Em entrevista concedida em 2019, durante a divulgação do filme Magnatas do Crime, Guy Ritchie afirmou que o projeto vinha do seu interesse em explorar as tensões de classe na Inglaterra. O diretor queria estudar como as classes média e alta coexistem e como surgem e se desenvolvem os atritos entre elas. É justamente daí que vem a série homônima, lançada pela Netflix: do desejo de contar e investigar por mais tempo esse cabo de guerra.
O universo é o mesmo, mas os personagens são novos. Edward (Theo James) é um militar que, com a morte de seu pai poderoso, se torna o Duque de Halstead e herda os negócios e terras da família. O problema é que esses negócios não são lá muito convencionais: os Hornimans construíram seu império com plantações de maconha. Edward, então, fica encarregado de resolver os problemas da família e lidar com aliados e rivais, mas a parte de viver na ilegalidade não é bem um ponto relevante em Magnatas do Crime. Na verdade, é interessante notar como problemas com a lei são uma raridade no universo do seriado. Os impérios do crime são tratados como negócios convencionais.

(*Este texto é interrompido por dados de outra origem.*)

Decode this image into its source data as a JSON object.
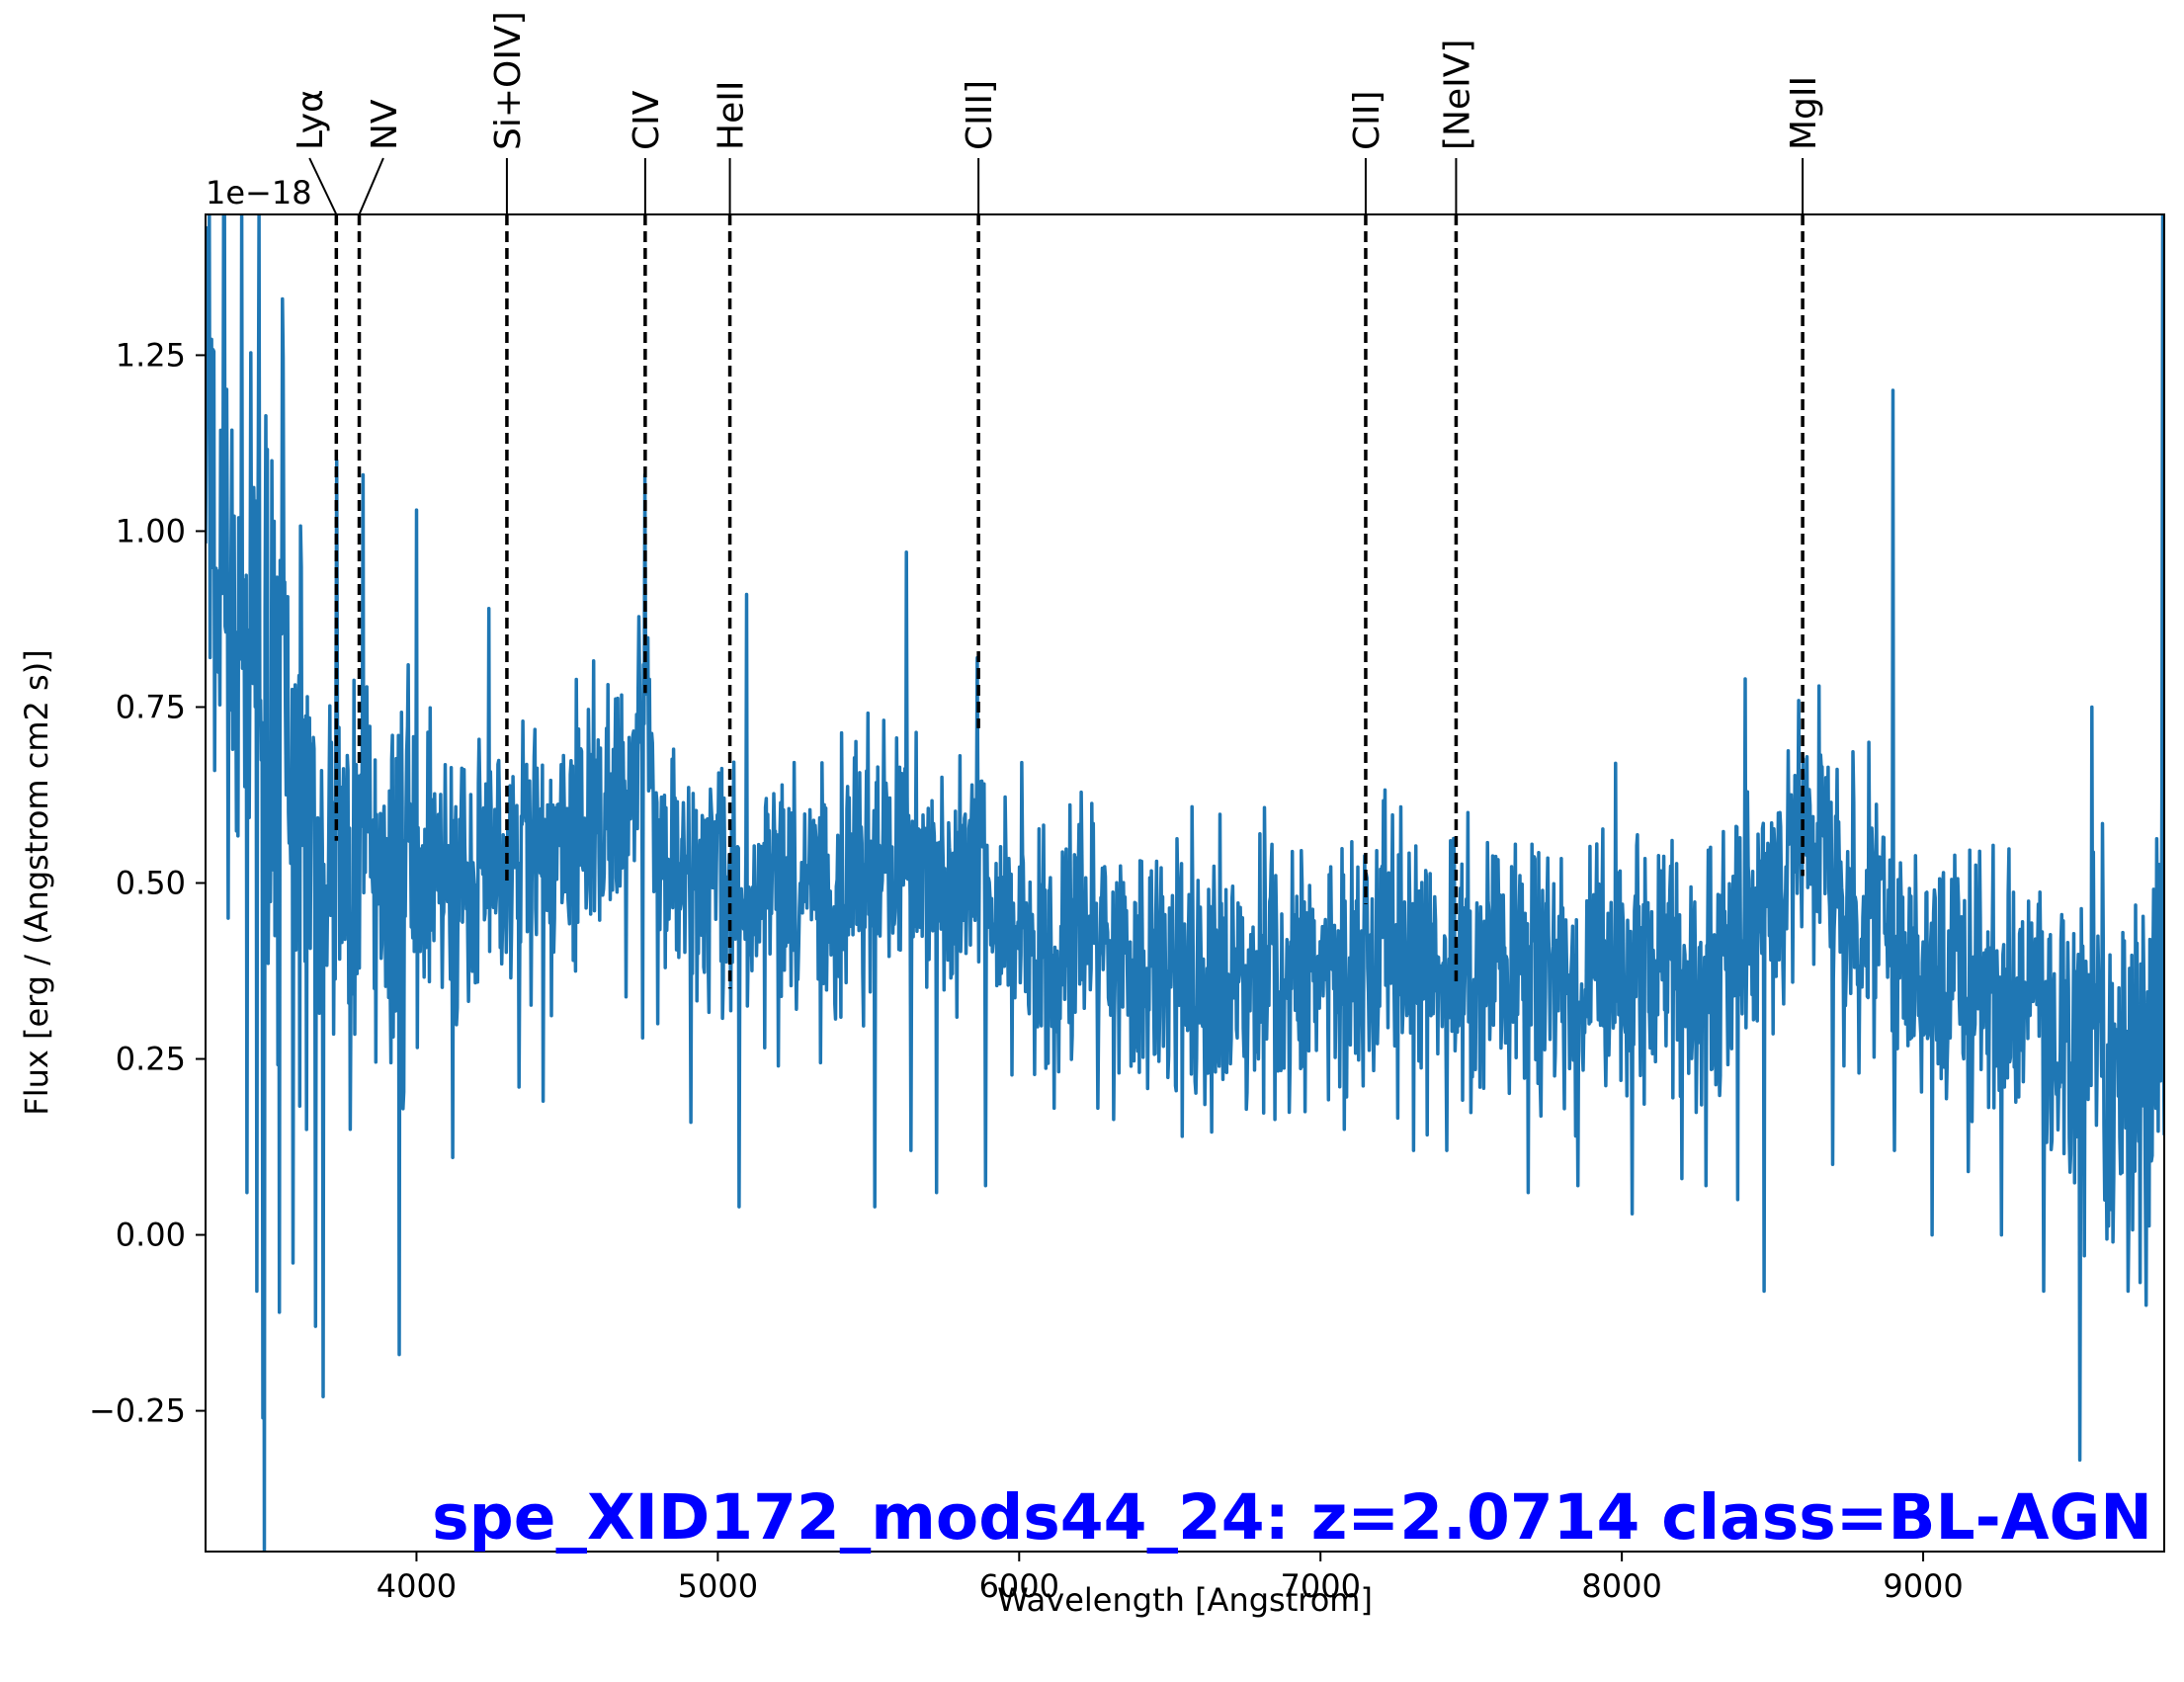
{
  "chart_data": {
    "type": "line",
    "title": "",
    "xlabel": "Wavelength [Angstrom]",
    "ylabel": "Flux [erg / (Angstrom cm2 s)]",
    "y_offset_text": "1e−18",
    "xlim": [
      3300,
      9800
    ],
    "ylim": [
      -0.45,
      1.45
    ],
    "x_ticks": [
      4000,
      5000,
      6000,
      7000,
      8000,
      9000
    ],
    "x_tick_labels": [
      "4000",
      "5000",
      "6000",
      "7000",
      "8000",
      "9000"
    ],
    "y_ticks": [
      -0.25,
      0.0,
      0.25,
      0.5,
      0.75,
      1.0,
      1.25
    ],
    "y_tick_labels": [
      "−0.25",
      "0.00",
      "0.25",
      "0.50",
      "0.75",
      "1.00",
      "1.25"
    ],
    "grid": false,
    "line_color": "#1f77b4",
    "annotation_color": "#0000ff",
    "annotation": "spe_XID172_mods44_24: z=2.0714 class=BL-AGN",
    "emission_lines": [
      {
        "label": "Lyα",
        "x": 3734,
        "label_x": 3645,
        "y_bottom": 0.56
      },
      {
        "label": "NV",
        "x": 3810,
        "label_x": 3890,
        "y_bottom": 0.67
      },
      {
        "label": "Si+OIV]",
        "x": 4300,
        "label_x": 4300,
        "y_bottom": 0.5
      },
      {
        "label": "CIV",
        "x": 4759,
        "label_x": 4759,
        "y_bottom": 0.77
      },
      {
        "label": "HeII",
        "x": 5040,
        "label_x": 5040,
        "y_bottom": 0.35
      },
      {
        "label": "CIII]",
        "x": 5865,
        "label_x": 5865,
        "y_bottom": 0.72
      },
      {
        "label": "CII]",
        "x": 7150,
        "label_x": 7150,
        "y_bottom": 0.47
      },
      {
        "label": "[NeIV]",
        "x": 7450,
        "label_x": 7450,
        "y_bottom": 0.36
      },
      {
        "label": "MgII",
        "x": 8600,
        "label_x": 8600,
        "y_bottom": 0.51
      }
    ],
    "series_anchor": {
      "x": [
        3300,
        3350,
        3400,
        3450,
        3500,
        3550,
        3600,
        3700,
        3800,
        3900,
        4000,
        4100,
        4200,
        4300,
        4400,
        4500,
        4600,
        4700,
        4760,
        4800,
        4900,
        5000,
        5100,
        5200,
        5300,
        5400,
        5500,
        5600,
        5700,
        5800,
        5865,
        5900,
        6000,
        6100,
        6200,
        6300,
        6400,
        6500,
        6600,
        6700,
        6800,
        6900,
        7000,
        7100,
        7200,
        7300,
        7400,
        7500,
        7600,
        7700,
        7800,
        7900,
        8000,
        8100,
        8200,
        8300,
        8400,
        8500,
        8600,
        8650,
        8700,
        8800,
        8900,
        9000,
        9100,
        9200,
        9300,
        9400,
        9500,
        9600,
        9700,
        9800
      ],
      "y": [
        1.15,
        1.05,
        0.95,
        0.9,
        0.8,
        0.7,
        0.6,
        0.55,
        0.52,
        0.5,
        0.5,
        0.52,
        0.52,
        0.52,
        0.53,
        0.55,
        0.57,
        0.6,
        0.75,
        0.6,
        0.52,
        0.48,
        0.48,
        0.48,
        0.48,
        0.5,
        0.52,
        0.54,
        0.52,
        0.5,
        0.55,
        0.45,
        0.44,
        0.42,
        0.42,
        0.4,
        0.38,
        0.37,
        0.36,
        0.36,
        0.35,
        0.36,
        0.37,
        0.38,
        0.39,
        0.38,
        0.37,
        0.37,
        0.38,
        0.38,
        0.38,
        0.38,
        0.37,
        0.36,
        0.36,
        0.38,
        0.42,
        0.48,
        0.55,
        0.56,
        0.5,
        0.45,
        0.42,
        0.38,
        0.36,
        0.36,
        0.34,
        0.3,
        0.28,
        0.25,
        0.22,
        0.35
      ]
    },
    "series_spikes": [
      {
        "x": 3312,
        "y": 1.45
      },
      {
        "x": 3330,
        "y": 0.66
      },
      {
        "x": 3360,
        "y": 1.45
      },
      {
        "x": 3375,
        "y": 0.45
      },
      {
        "x": 3420,
        "y": 1.45
      },
      {
        "x": 3438,
        "y": 0.06
      },
      {
        "x": 3470,
        "y": -0.08
      },
      {
        "x": 3478,
        "y": 1.45
      },
      {
        "x": 3490,
        "y": -0.26
      },
      {
        "x": 3496,
        "y": -0.45
      },
      {
        "x": 3520,
        "y": 1.1
      },
      {
        "x": 3545,
        "y": -0.11
      },
      {
        "x": 3555,
        "y": 1.33
      },
      {
        "x": 3590,
        "y": -0.04
      },
      {
        "x": 3665,
        "y": -0.13
      },
      {
        "x": 3690,
        "y": -0.23
      },
      {
        "x": 3734,
        "y": 1.1
      },
      {
        "x": 3780,
        "y": 0.15
      },
      {
        "x": 3823,
        "y": 1.08
      },
      {
        "x": 3860,
        "y": 0.35
      },
      {
        "x": 3943,
        "y": -0.17
      },
      {
        "x": 4000,
        "y": 1.03
      },
      {
        "x": 4120,
        "y": 0.11
      },
      {
        "x": 4240,
        "y": 0.89
      },
      {
        "x": 4340,
        "y": 0.21
      },
      {
        "x": 4420,
        "y": 0.19
      },
      {
        "x": 4650,
        "y": 0.49
      },
      {
        "x": 4750,
        "y": 0.28
      },
      {
        "x": 4758,
        "y": 1.08
      },
      {
        "x": 4800,
        "y": 0.3
      },
      {
        "x": 4910,
        "y": 0.16
      },
      {
        "x": 5070,
        "y": 0.04
      },
      {
        "x": 5095,
        "y": 0.91
      },
      {
        "x": 5200,
        "y": 0.24
      },
      {
        "x": 5520,
        "y": 0.04
      },
      {
        "x": 5625,
        "y": 0.97
      },
      {
        "x": 5640,
        "y": 0.12
      },
      {
        "x": 5725,
        "y": 0.06
      },
      {
        "x": 5860,
        "y": 0.82
      },
      {
        "x": 5888,
        "y": 0.07
      },
      {
        "x": 6115,
        "y": 0.18
      },
      {
        "x": 6260,
        "y": 0.18
      },
      {
        "x": 6540,
        "y": 0.14
      },
      {
        "x": 6800,
        "y": 0.57
      },
      {
        "x": 7080,
        "y": 0.15
      },
      {
        "x": 7310,
        "y": 0.12
      },
      {
        "x": 7420,
        "y": 0.12
      },
      {
        "x": 7490,
        "y": 0.6
      },
      {
        "x": 7690,
        "y": 0.06
      },
      {
        "x": 7855,
        "y": 0.07
      },
      {
        "x": 7980,
        "y": 0.67
      },
      {
        "x": 8035,
        "y": 0.03
      },
      {
        "x": 8200,
        "y": 0.08
      },
      {
        "x": 8280,
        "y": 0.07
      },
      {
        "x": 8385,
        "y": 0.05
      },
      {
        "x": 8410,
        "y": 0.79
      },
      {
        "x": 8472,
        "y": -0.08
      },
      {
        "x": 8525,
        "y": 0.6
      },
      {
        "x": 8595,
        "y": 0.52
      },
      {
        "x": 8655,
        "y": 0.78
      },
      {
        "x": 8700,
        "y": 0.1
      },
      {
        "x": 8820,
        "y": 0.7
      },
      {
        "x": 8897,
        "y": 0.29
      },
      {
        "x": 8900,
        "y": 1.2
      },
      {
        "x": 8905,
        "y": 0.12
      },
      {
        "x": 9030,
        "y": 0.0
      },
      {
        "x": 9150,
        "y": 0.09
      },
      {
        "x": 9260,
        "y": 0.0
      },
      {
        "x": 9400,
        "y": -0.08
      },
      {
        "x": 9450,
        "y": 0.21
      },
      {
        "x": 9520,
        "y": -0.32
      },
      {
        "x": 9560,
        "y": 0.75
      },
      {
        "x": 9630,
        "y": -0.01
      },
      {
        "x": 9680,
        "y": -0.08
      },
      {
        "x": 9740,
        "y": -0.1
      },
      {
        "x": 9795,
        "y": 1.45
      }
    ],
    "noise_amplitude": 0.13,
    "n_points": 2600
  }
}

Em termos de história, é curioso como Magnatas do Crime fica estagnada durante seus oito episódios. São negociações que não são fechadas, vinganças que não se concretizam, flertes que não vão pra frente, embates que não acontecem… Parece que a história nunca está indo para lugar nenhum (o que não é necessariamente um defeito, vale ressaltar). Mas o que banca a existência deste cenário é observar o que a série almeja tirar de cada um desses momentos. Ritchie e os demais diretores (Nima Nourizadeh, Eren Creevy e David Caffrey) estão muito mais engajados em mostrar esses choques entre classes do que a porradaria que costuma ser a marca do cineasta inglês. Talvez por isso os momentos de violência sejam quase sempre subvertidos em gags. E até mesmo a grande cena de ação da temporada, envolta por uma expectativa de pancadaria e tiroteio, é interrompida por uma elipse nos leva para o acontecimento seguinte.
Em Magnatas do Crime, há uma fuga da violência que, ao mesmo tempo que pode ser fruto de questões orçamentárias (tiroteios e explosões não são baratos), também indica a procura de Ritchie por uma história menos dependente de embates físicos. É uma tentativa de “pacificar” os conflitos de classe. Essa negação da violência é um aceno do cineasta para um mundo ideal (e utópico), onde as diferenças sociais serão resolvidas no diálogo.
O protagonista é o grande catalisador desse movimento de pacificação justamente por ter nascido em uma família tradicional e rica, mas ter se afastado para trabalhar por conta própria. É um personagem que desde sua cena introdutória mostra ser capaz de enxergar o território mais cinzento no mundo real, fugindo de separação entre bons e maus e buscando manter o império da família sem gerar guerras. Ele é também um sujeito que conheceu os dois mundos. Nasceu em berço de ouro, mas abriu mão de seu poder. Até mesmo quando Edward tem sua propriedade roubada, a solução é benéfica tanto para ele e seu negócio, quanto para os ladrões.
Dessa forma, a narrativa de Magnatas do Crime opera como um carrossel de situações que explora os diferentes atritos de classe simbolizados por seus personagens. Trata-se de uma eterna disputa por poder, e quem ganha é sempre quem tem jogo de cintura para engolir o orgulho e encontrar um território em comum no qual ambos possam caminhar.
O que impede essa visão neoliberal de Magnatas do Crime de prosperar narrativamente é a repetição. Com o cenário estabelecido, a obra nunca dá um passo além para explorar as nuances e os detalhes relevantes que fazem aquele mundo ser peculiar. Soa como uma visão infantilizada e até inocente para os conflitos que retrata. Há mais tesão em conectar ao filme com cenas referenciais (o envenenamento é quase idêntico ao que está no longa de 2019) ou, então, com os mesmos dispositivos narrativos (a luta de boxe como a única violência possível por existir em um mundo de regras).
Por mais que vez ou outra Ritchie mostre como as regras são falhas e o sistema não funciona, o diretor nunca sai do caminho da pacificação. Para Guy Ritchie, os problemas entre pobres, classe média e ricos não se dão pela diferença de poder, mas pela ineficácia das regras que norteiam aquele mundo. As lutas de boxe são arranjadas e as prisões são resorts. Para Ritchie, a conciliação não virá da lei, mas de um aperto de mãos e de um diálogo. Uma pena que seus diálogos falem muito e digam tão pouco.